- Genus: Prunus
- Species: Prunus avium
- Hybrid parentage: Van × Newstar
- Cultivar: Sweetheart
- Breeder: David Lane
- Origin: Summerland, British Columbia, Canada

= Sweetheart cherry =

Cherry cultivar developed in Canada

The Sweetheart cherry is a cultivar of cherry. It is a hybrid of the Van and Newstar cultivars first developed in Canada.

== Cultivar history ==
The Sweetheart cultivar was developed at the Pacific Agri-Food Research Centre in Summerland, British Columbia. The cross was made in 1975 and selected in 1982, and the variety was officially released in 1994. It has since been used as a parent cultivar for several new varieties, including Staccato, Sentennial, and Sovereign. The American Society for Horticultural Science awarded Sweetheart their Outstanding Fruit Cultivar award in 2012.

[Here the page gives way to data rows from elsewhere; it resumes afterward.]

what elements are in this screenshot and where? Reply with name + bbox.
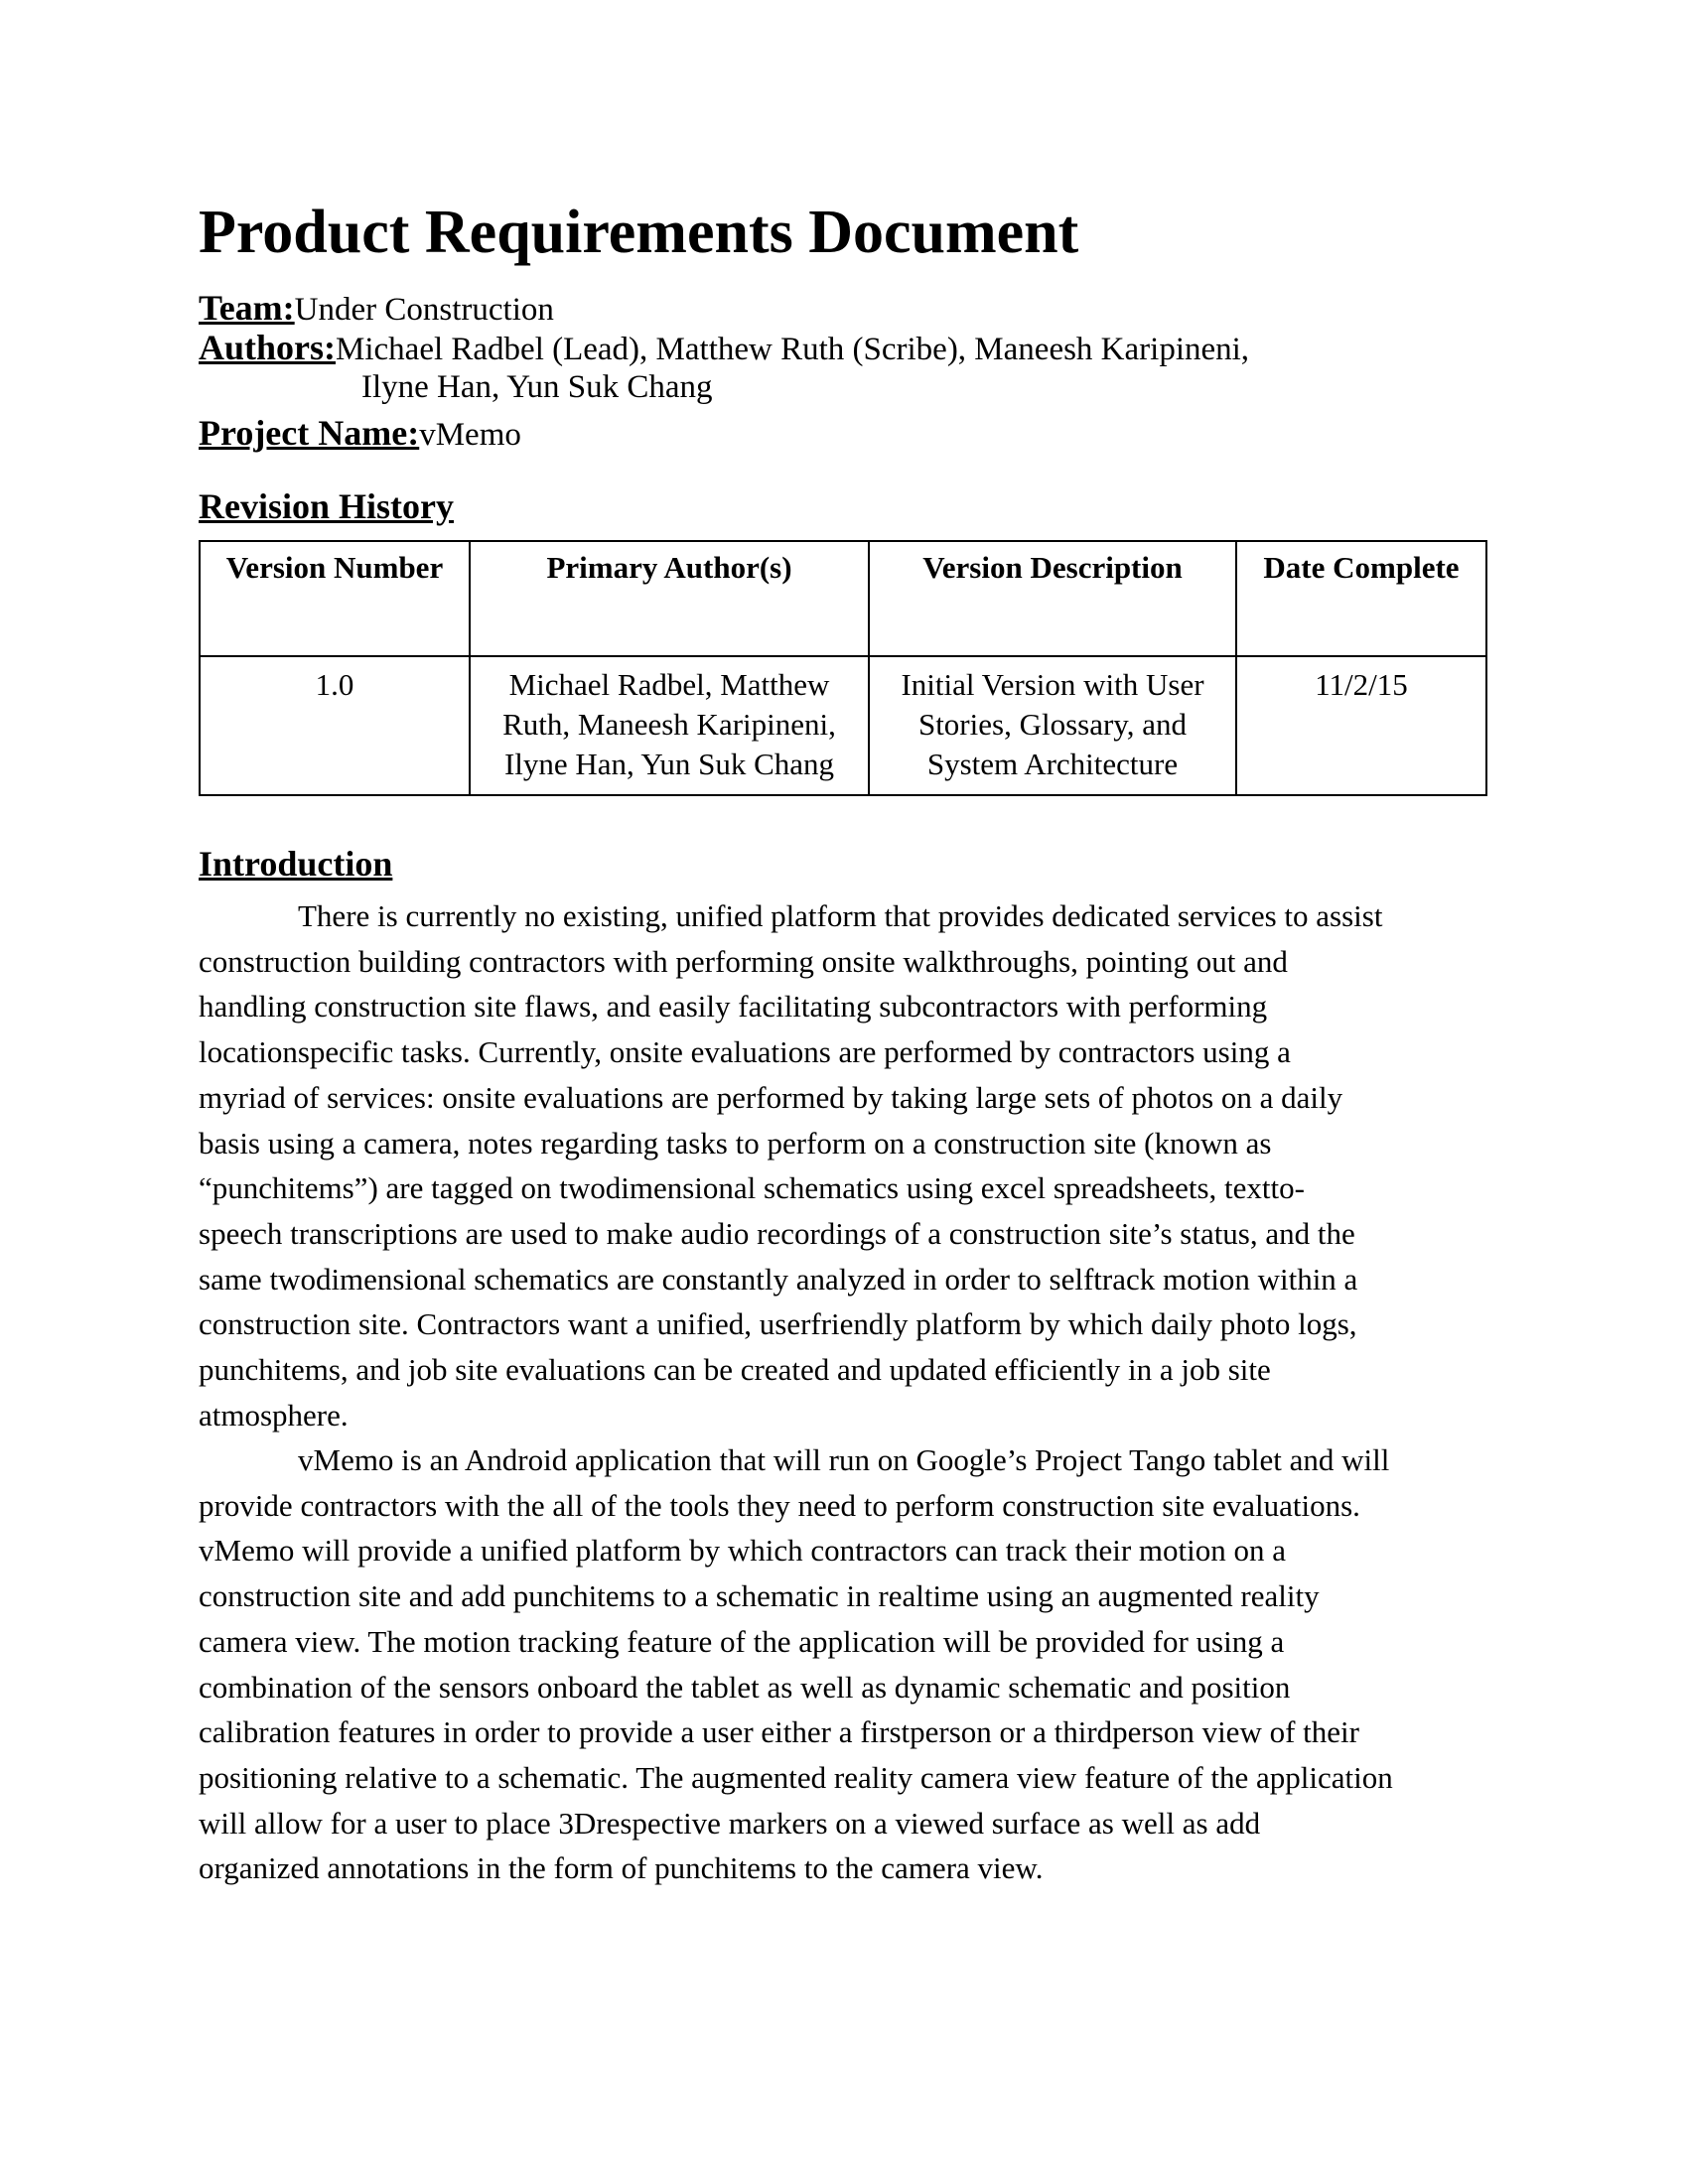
- team-value: Under Construction: [294, 292, 554, 328]
- authors-label: Authors:: [199, 328, 337, 367]
- text-line: same twodimensional schematics are constantly analyzed in order to selftrack motion within a: [199, 1261, 1358, 1297]
- text-line: construction site and add punchitems to a schematic in realtime using an augmented reality: [199, 1578, 1320, 1614]
- cell-line: Ruth, Maneesh Karipineni,: [502, 707, 836, 742]
- text-line: organized annotations in the form of punchitems to the camera view.: [199, 1850, 1044, 1886]
- authors-value-continued: Ilyne Han, Yun Suk Chang: [361, 369, 713, 405]
- cell-primary-authors: [470, 656, 869, 795]
- text-line: combination of the sensors onboard the tablet as well as dynamic schematic and position: [199, 1669, 1291, 1705]
- text-line: vMemo will provide a unified platform by which contractors can track their motion on a: [199, 1533, 1287, 1569]
- cell-version: 1.0: [200, 656, 470, 795]
- authors-line: [199, 328, 1249, 369]
- authors-value: Michael Radbel (Lead), Matthew Ruth (Scribe), Maneesh Karipineni,: [336, 332, 1250, 367]
- text-line: “punchitems”) are tagged on twodimensional schematics using excel spreadsheets, textto-: [199, 1170, 1305, 1206]
- text-line: punchitems, and job site evaluations can be created and updated efficiently in a job site: [199, 1352, 1271, 1388]
- text-line: atmosphere.: [199, 1397, 349, 1433]
- team-label: Team:: [199, 288, 295, 328]
- team-line: [199, 288, 554, 330]
- text-line: handling construction site flaws, and easily facilitating subcontractors with performing: [199, 989, 1268, 1024]
- column-header-primary-authors: Primary Author(s): [470, 541, 869, 656]
- revision-history-table: [199, 540, 1487, 796]
- cell-version-description: [869, 656, 1236, 795]
- column-header-version-description: Version Description: [869, 541, 1236, 656]
- project-value: vMemo: [419, 417, 521, 453]
- text-line: construction building contractors with performing onsite walkthroughs, pointing out and: [199, 943, 1288, 979]
- text-line: vMemo is an Android application that will run on Google’s Project Tango tablet and will: [298, 1442, 1390, 1477]
- column-header-version-number: Version Number: [200, 541, 470, 656]
- project-line: [199, 413, 521, 455]
- table-row: [200, 656, 1486, 795]
- text-line: camera view. The motion tracking feature of the application will be provided for using a: [199, 1623, 1285, 1659]
- cell-line: Michael Radbel, Matthew: [508, 667, 830, 702]
- table-header-row: [200, 541, 1486, 656]
- text-line: provide contractors with the all of the tools they need to perform construction site evaluations.: [199, 1487, 1360, 1523]
- text-line: will allow for a user to place 3Drespective markers on a viewed surface as well as add: [199, 1805, 1261, 1841]
- cell-line: Stories, Glossary, and: [917, 707, 1188, 742]
- text-line: There is currently no existing, unified platform that provides dedicated services to assist: [298, 898, 1383, 933]
- project-label: Project Name:: [199, 413, 420, 453]
- cell-date-complete: 11/2/15: [1236, 656, 1486, 795]
- text-line: myriad of services: onsite evaluations are performed by taking large sets of photos on a daily: [199, 1079, 1343, 1115]
- introduction-paragraph-1: [199, 893, 1489, 1437]
- text-line: calibration features in order to provide a user either a firstperson or a thirdperson view of their: [199, 1714, 1359, 1750]
- cell-line: Initial Version with User: [901, 667, 1204, 702]
- cell-line: System Architecture: [926, 747, 1179, 781]
- revision-history-heading: Revision History: [199, 486, 454, 526]
- cell-line: Ilyne Han, Yun Suk Chang: [503, 747, 835, 781]
- text-line: basis using a camera, notes regarding tasks to perform on a construction site (known as: [199, 1125, 1272, 1160]
- column-header-date-complete: Date Complete: [1236, 541, 1486, 656]
- text-line: locationspecific tasks. Currently, onsite evaluations are performed by contractors using a: [199, 1034, 1291, 1070]
- text-line: speech transcriptions are used to make audio recordings of a construction site’s status, and the: [199, 1215, 1355, 1251]
- document-title: Product Requirements Document: [199, 199, 1079, 266]
- introduction-heading: Introduction: [199, 844, 393, 884]
- introduction-paragraph-2: [199, 1437, 1489, 1891]
- text-line: positioning relative to a schematic. The augmented reality camera view feature of the application: [199, 1759, 1393, 1795]
- text-line: construction site. Contractors want a unified, userfriendly platform by which daily photo logs,: [199, 1306, 1357, 1342]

== Tree characteristics ==
Sweetheart is a self-fertile cultivar which can be used as a "universal pollinator" for other cherry varieties with similar bloom time. The flowers bloom about 2-3 days before Bing. It is a very heavy producer, with overcropping being a potential issue. The tree is highly susceptible to powdery mildew.

== Fruit characteristics ==
Sweetheart is a late-season cherry, ripening about 20-22 days after Bing cherries. The fruit is of moderate size, with red flesh, and dark bright red skin.